Pou Tarāwaho - Infrastructure
We have the soft and physical infrastructure that allows creativity to thrive.
Tūranga Whakatū - Place-Making
Arts and creativity is alive and well in the streets of Whakatū Nelson.
Ōhanga Auaha – Creative Economy
Whakatū Nelson’s creative economy is thriving and generating well-paid opportunities for creative practitioners.
The Strategy leads to five ‘key moves’ needed to revitalise the arts and creative sector. These are priority projects that will help deliver the outcomes.
- Arts relief fund
A new relief package to respond to the impact of COVID-19 by supporting artists with paid employment opportunities and stimulating local spending.

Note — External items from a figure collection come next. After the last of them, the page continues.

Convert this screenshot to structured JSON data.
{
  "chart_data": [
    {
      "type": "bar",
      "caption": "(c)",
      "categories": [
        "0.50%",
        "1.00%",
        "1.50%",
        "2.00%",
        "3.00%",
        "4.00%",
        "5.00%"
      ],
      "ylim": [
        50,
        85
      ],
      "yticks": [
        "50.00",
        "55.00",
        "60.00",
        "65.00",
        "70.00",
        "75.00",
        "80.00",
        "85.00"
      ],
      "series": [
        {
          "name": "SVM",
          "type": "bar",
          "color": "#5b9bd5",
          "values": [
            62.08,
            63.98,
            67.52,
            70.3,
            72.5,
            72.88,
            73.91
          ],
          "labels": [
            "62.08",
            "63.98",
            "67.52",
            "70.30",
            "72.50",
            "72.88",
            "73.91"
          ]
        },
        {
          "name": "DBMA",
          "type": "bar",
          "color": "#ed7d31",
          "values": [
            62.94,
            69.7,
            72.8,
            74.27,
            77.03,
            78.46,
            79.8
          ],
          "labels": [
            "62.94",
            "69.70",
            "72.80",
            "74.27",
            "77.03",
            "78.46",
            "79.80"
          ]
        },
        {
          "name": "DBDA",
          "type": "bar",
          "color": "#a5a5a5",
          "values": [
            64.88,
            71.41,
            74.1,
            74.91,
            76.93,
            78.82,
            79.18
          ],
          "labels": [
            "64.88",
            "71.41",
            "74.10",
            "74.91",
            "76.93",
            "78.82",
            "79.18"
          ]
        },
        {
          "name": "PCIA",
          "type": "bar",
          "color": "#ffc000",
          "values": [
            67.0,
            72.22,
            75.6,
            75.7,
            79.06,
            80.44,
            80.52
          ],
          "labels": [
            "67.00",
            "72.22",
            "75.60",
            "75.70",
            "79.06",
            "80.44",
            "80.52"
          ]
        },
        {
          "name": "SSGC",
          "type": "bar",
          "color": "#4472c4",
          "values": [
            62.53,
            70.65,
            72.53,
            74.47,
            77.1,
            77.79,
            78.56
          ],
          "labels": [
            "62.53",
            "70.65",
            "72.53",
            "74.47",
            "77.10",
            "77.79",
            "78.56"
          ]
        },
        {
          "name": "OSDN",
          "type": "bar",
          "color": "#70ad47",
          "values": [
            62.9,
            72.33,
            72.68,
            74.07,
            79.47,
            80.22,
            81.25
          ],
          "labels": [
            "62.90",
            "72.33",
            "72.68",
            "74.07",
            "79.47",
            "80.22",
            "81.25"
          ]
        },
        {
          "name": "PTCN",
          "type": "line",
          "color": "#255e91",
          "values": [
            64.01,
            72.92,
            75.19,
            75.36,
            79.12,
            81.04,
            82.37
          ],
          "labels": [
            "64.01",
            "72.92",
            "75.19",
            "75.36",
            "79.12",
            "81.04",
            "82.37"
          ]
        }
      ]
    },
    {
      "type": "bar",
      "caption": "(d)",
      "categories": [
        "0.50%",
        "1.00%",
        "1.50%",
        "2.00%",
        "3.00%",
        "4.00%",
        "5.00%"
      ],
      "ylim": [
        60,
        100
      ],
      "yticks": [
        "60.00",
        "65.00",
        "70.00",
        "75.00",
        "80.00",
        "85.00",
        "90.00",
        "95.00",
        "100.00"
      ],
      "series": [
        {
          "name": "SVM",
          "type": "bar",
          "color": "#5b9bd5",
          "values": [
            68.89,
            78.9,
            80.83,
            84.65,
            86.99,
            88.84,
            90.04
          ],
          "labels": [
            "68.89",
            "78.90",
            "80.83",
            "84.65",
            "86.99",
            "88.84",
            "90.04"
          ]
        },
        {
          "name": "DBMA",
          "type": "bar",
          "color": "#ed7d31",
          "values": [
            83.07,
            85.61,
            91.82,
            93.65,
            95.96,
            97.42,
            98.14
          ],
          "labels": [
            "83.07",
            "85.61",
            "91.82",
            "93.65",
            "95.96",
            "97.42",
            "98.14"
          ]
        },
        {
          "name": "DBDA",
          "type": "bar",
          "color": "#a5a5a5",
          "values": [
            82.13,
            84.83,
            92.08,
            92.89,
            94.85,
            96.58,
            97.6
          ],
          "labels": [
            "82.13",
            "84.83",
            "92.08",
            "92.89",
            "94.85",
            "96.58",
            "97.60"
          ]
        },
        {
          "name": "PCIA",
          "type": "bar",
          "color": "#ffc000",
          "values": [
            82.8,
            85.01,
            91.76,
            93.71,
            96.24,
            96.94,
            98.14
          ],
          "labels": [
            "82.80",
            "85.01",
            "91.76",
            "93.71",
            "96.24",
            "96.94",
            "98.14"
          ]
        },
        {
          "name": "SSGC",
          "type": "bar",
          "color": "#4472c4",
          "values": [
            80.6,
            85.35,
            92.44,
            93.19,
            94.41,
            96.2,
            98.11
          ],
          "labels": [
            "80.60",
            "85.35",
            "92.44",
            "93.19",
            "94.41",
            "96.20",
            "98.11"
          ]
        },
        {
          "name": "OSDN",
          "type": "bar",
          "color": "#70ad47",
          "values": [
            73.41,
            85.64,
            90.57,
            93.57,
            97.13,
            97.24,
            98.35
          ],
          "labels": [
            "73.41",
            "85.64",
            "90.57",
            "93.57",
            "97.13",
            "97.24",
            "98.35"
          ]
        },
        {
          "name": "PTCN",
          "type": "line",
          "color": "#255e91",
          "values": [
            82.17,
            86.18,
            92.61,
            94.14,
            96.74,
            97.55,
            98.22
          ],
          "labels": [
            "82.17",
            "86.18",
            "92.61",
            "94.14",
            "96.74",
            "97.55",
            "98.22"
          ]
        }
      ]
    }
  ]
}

- Development agency for the arts
An independent development agency for the arts to provide advocacy, investment attraction, networking, publicity, and capability development.
- Te Tauihutanga design and identity project
Greater recognition, resourcing, and visibility of Toi Māori in our city.
- Positive policies initiative
A review of Council policies and processes that act as a handbrake for the arts sector such as those relating to graffiti, noise, busking, signage, projection, and street closures.
- Creative tourism initiative
An initiative to shine a light on our arts and creativity nationally.
The strategy also contains a list of 27 direct actions that could be put in place as a result of the Strategy, with ideas ranging from integrating art into our city’s infrastructure to piloting a ‘pay-what-you-can’ ticketing system for arts events.